GigaOm is an influential West Coast technology blog site and recently featured an article about a tablet diners can use for ordering, paying, and playing games. The tablet, from the company E la Carte,  is heavy-duty, restaurant-friendly pad that enables you to see the menu with images, order, automatically split checks, and pay.  One of the comments refers to inamo, a London-based restaurant that is completely designed and built around an interactive table.

What do you think, Dallas?  Are we ready for something like this?  And if there are no servers, it begs the question: do you tip the IT guy?

7 comments on “CuriousDish: New Electronic Tablet for Ordering in Restaurants

  1. You still need servers with this system it doesn’t automatically deliver the food. And people will still have questions about the food, and have to help some (cough*mother-in-laws*cough) who are technically not able to punch a button on anything that remotely looks like a computer screen.

    It begs the question though, does this offer the guest a better experience for the added cost per unit. You would have to purchase enough units so people don’t wait to place their order (imagine telling someone they have to wait for a menu to become available – fail). You would still have to hire servers, perhaps a few less, but at $2.13 an hour how much savings offset would this create? Very little I imagine.

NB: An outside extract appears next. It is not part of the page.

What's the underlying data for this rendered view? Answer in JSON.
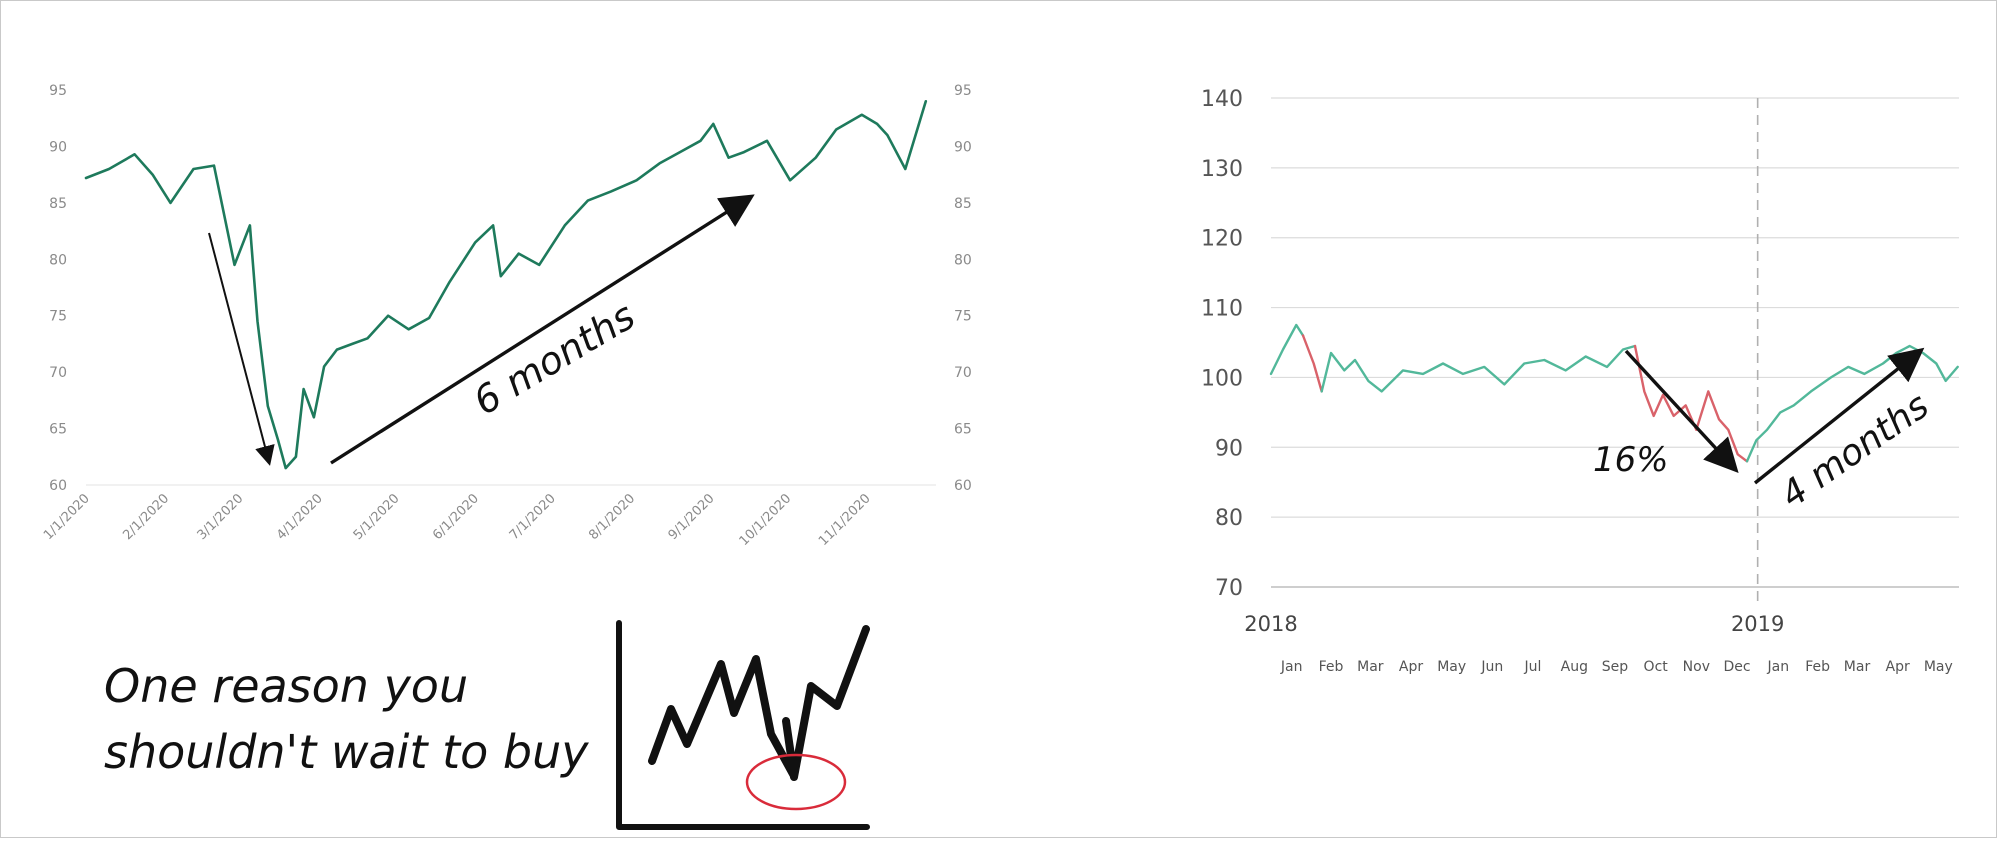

    I think this is trying to compete with full service, but so is counter style service where the food is delivered to the table once done. And that style doesn’t require a big investment in technology.

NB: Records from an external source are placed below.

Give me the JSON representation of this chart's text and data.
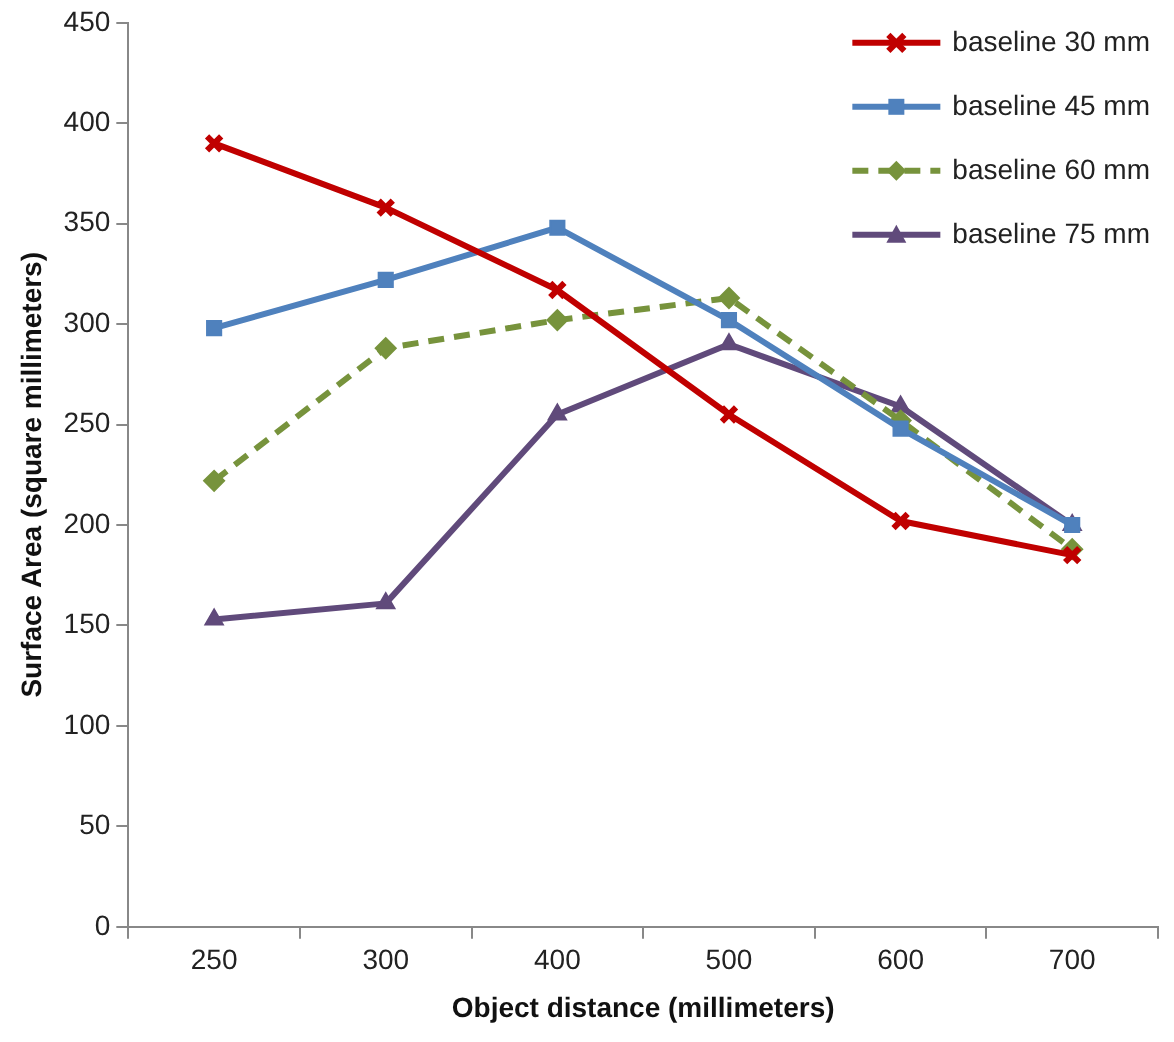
{
  "chart_data": {
    "type": "line",
    "xlabel": "Object distance (millimeters)",
    "ylabel": "Surface Area (square millimeters)",
    "categories": [
      "250",
      "300",
      "400",
      "500",
      "600",
      "700"
    ],
    "ylim": [
      0,
      450
    ],
    "yticks": [
      0,
      50,
      100,
      150,
      200,
      250,
      300,
      350,
      400,
      450
    ],
    "grid": false,
    "legend": "top right",
    "series": [
      {
        "name": "baseline 30 mm",
        "color": "#c00000",
        "marker": "cross",
        "line_style": "solid",
        "values": [
          390,
          358,
          317,
          255,
          202,
          185
        ]
      },
      {
        "name": "baseline 45 mm",
        "color": "#4f81bd",
        "marker": "square",
        "line_style": "solid",
        "values": [
          298,
          322,
          348,
          302,
          248,
          200
        ]
      },
      {
        "name": "baseline 60 mm",
        "color": "#77933c",
        "marker": "diamond",
        "line_style": "dashed",
        "values": [
          222,
          288,
          302,
          313,
          252,
          188
        ]
      },
      {
        "name": "baseline 75 mm",
        "color": "#604a7b",
        "marker": "triangle",
        "line_style": "solid",
        "values": [
          153,
          161,
          255,
          290,
          259,
          200
        ]
      }
    ]
  }
}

  2. I think this may work better for wines, such as what Charlie Palmer’s has (quick Google search tells me the tablet system they have is “eWinebook”) — it’s still no real substitute for a good sommelier, but it’s a fun little gadget and an easier way to browse a wine list than turning page after page.

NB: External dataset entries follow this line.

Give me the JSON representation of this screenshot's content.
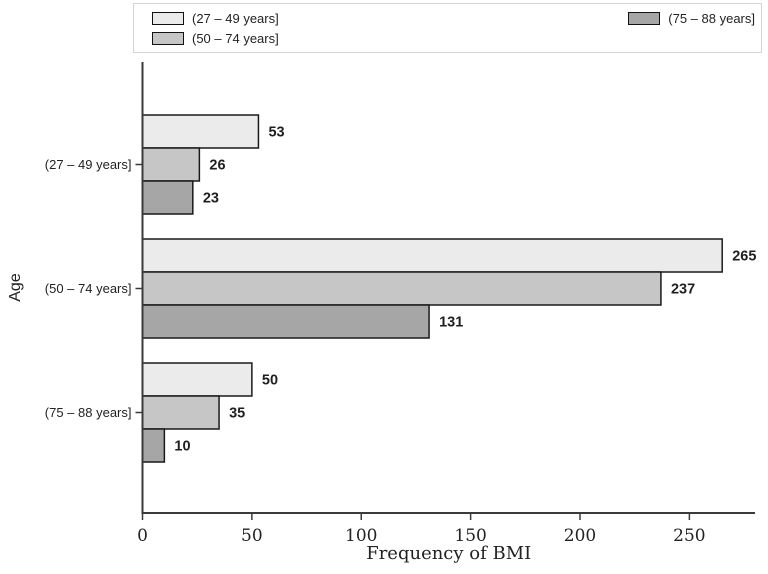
{
  "chart_data": {
    "type": "bar",
    "orientation": "horizontal",
    "xlabel": "Frequency of BMI",
    "ylabel": "Age",
    "categories": [
      "(27 – 49 years]",
      "(50 – 74 years]",
      "(75 – 88 years]"
    ],
    "series": [
      {
        "name": "(27 – 49 years]",
        "color": "#ebebeb",
        "values": [
          53,
          265,
          50
        ]
      },
      {
        "name": "(50 – 74 years]",
        "color": "#c6c6c6",
        "values": [
          26,
          237,
          35
        ]
      },
      {
        "name": "(75 – 88 years]",
        "color": "#a6a6a6",
        "values": [
          23,
          131,
          10
        ]
      }
    ],
    "x_ticks": [
      0,
      50,
      100,
      150,
      200,
      250
    ],
    "xlim": [
      0,
      280
    ],
    "bar_border_color": "#1a1a1a",
    "axis_color": "#3a3a3a",
    "value_label_color": "#1f1f1f",
    "legend_position": "top",
    "grid": false,
    "value_labels": true
  }
}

  3. California Pizza Kitchen in Preston Center has these on tabletops right now, but you still order through a waitperson. The appeal to me is you can pay with a credit card right at the table. As for tipping, there is a simple scrollable percentage wheel to add gratuity.

  4. Distracting – Bright lights and colors that scream for your attention.

    A friend and I encountered one during a dinner and covered it with a menu so we could focus on the important things in life, like conversing.